How to find the Miller indices for a family of planes?

Question

So I'm a bit confused about this question

This question asks for the miller indices for the "families of planes". Is there a single set of Miller indices for each cubic unit cell which I can use to present all of the planes for that unit cell?

For a) I have: $(1, 0, 0)$, $(-1, 0, 0)$

For b) I have: $(0, 1, 0)$, $(0, -1, 0)$, $(0, 3, 0)$, $(0, -3, 0)$

For c) I have: $(3, 2, 0)$, $(-3, -2, 0)$ and I have no idea how to find the others for this one.
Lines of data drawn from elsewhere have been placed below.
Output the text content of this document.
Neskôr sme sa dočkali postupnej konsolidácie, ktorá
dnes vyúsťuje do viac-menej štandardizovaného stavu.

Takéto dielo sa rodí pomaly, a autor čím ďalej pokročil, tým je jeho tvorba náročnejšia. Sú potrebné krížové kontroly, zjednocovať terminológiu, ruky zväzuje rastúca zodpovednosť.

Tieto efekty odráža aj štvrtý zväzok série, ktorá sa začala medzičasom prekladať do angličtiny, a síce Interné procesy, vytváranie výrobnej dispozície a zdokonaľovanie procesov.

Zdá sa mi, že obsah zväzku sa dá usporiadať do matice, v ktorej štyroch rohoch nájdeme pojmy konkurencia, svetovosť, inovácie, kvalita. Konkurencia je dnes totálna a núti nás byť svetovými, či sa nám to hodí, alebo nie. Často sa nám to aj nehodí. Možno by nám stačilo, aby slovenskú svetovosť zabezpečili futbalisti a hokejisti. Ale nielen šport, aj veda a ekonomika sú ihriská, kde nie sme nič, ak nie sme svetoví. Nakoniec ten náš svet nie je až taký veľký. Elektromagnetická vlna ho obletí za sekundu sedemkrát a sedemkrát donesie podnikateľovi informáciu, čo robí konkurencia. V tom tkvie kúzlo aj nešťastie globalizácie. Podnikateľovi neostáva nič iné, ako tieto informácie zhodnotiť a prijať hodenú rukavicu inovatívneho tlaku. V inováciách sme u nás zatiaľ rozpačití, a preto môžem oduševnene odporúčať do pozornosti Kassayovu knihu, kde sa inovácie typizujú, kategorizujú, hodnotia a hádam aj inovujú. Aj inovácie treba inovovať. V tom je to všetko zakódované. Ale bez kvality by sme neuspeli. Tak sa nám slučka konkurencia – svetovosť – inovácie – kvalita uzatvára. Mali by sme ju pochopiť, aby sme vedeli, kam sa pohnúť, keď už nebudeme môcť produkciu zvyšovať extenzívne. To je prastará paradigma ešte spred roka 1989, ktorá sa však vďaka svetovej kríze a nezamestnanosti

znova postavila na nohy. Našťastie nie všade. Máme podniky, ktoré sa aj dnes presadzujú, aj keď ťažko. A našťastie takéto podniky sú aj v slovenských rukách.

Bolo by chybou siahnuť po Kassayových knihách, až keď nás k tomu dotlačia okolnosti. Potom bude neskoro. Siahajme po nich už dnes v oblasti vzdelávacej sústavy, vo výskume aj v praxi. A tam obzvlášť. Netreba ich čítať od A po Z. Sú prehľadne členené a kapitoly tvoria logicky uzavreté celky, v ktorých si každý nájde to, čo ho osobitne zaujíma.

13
Also I noticed that the planes for each cubic unit cell has the same direction. I know that enclosing miller indices in square brackets represents a direction but isn't this just a vector, not a representation of a family of planes?

Answer 1

Assume a 3D lattice and denote its reciprocal lattice basis vectors as $\vec{b}_{1,2,3}$. The symbol $\left(h,k,l\right)$ stands for all the planes orthogonal to the vector $h\vec{b}_{1}+k\vec{b}_{2}+l\vec{b}_{3}$ (also written $\left[h,k,l\right]$ as you stated), so in fact there is no difference between $\left(1,0,0\right)$ and $\left(-1,0,0\right)$ for instance.

Answer 2

You almost answered the question yourself. One uses curly parentheses for family of planes.

• For (a) you have {100}
• For (b) you have {030}
• For (c) you have {320}

Realise that there is a redundancy when it comes to defining family of planes. One can use more than one notation.